To think... Somewhere, too drunk by buckcherry is someone's theme song
I have never pre-planed for a better sober morning than lacing my muffin batch with tylenol.
Just woke up with three stitches in my left boob. Nevertheless, I think I'm going to like this school.
What I dont get, is for a man with a penis his size, to choose to go back with another girl instead of one that he says is the best sex he's ever had. He cant afford to be picky.
I have the Everlasting Gobstopper of boners right now. It's kinda like a gift from god, but I don't want to spend anymore time with this girl than I have to.

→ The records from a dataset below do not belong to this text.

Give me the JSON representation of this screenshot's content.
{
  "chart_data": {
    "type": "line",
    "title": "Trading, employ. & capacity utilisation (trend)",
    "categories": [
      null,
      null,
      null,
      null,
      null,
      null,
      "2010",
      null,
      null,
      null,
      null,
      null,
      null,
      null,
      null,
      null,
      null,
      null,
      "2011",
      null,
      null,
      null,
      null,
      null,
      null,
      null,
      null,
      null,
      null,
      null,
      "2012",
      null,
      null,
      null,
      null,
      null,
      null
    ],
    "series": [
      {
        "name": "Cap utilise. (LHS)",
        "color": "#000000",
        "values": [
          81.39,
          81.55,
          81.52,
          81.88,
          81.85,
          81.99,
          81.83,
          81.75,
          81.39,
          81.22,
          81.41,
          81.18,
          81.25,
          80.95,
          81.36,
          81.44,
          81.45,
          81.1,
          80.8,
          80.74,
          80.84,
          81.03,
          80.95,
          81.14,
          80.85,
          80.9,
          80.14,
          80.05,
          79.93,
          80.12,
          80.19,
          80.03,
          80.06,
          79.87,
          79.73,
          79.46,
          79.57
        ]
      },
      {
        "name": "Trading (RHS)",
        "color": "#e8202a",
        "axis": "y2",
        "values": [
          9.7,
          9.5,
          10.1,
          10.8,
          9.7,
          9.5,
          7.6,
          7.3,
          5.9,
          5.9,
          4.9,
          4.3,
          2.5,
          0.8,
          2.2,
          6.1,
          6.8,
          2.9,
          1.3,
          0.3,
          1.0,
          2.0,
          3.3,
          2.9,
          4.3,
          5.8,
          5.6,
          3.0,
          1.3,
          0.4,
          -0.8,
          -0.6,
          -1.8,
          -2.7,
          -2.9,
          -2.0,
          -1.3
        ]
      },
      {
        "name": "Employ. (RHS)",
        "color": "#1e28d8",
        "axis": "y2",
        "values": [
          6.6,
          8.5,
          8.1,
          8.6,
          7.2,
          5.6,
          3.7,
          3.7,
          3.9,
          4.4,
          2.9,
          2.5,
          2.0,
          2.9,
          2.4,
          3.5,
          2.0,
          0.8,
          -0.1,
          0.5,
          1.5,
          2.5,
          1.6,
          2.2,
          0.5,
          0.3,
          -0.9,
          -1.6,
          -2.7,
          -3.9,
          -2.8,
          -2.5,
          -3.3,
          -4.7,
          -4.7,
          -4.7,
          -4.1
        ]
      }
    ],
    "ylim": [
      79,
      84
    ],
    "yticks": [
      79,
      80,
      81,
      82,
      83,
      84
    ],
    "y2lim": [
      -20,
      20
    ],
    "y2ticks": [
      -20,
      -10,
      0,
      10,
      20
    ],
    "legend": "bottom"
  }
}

Just saw a girl duct tape a cigarette back together..I feel like my life is shambles for being present for this
As if finding out the man you just had sex with is married isn't bad enough, it gets so much more awkward when his wife comes in to comfort you...
I don't get hangovers. Except once. And there is a massively epic story behind that, involving so much alcohol I should have died, and 13 raw hotdogs.
On the way home there was a guy passed out IN the road on Colfax with his pants around his ankles, completely bare assed. If he was dressed as a speed bump, he succeeded.
last thing I remember was someone walking in on me sitting in the bathtub listening and singing along to Britney spears "Till the world ends" on repeat.
This is the beginning of the end. Testicle Tuesdays and free ball Friday are going to scar people for life
Dude that picute of your balls will haunt my nightmares
I was high as fuck laying down in the back seat while she gave him head. Most awkward chill moment of my life.
I know you want to take a pregnancy test, but could you wait until Sunday so it doesn't ruin our weekend
He ate me out in the warehouse on a pallet of sunlight soap. I fucking love night shift!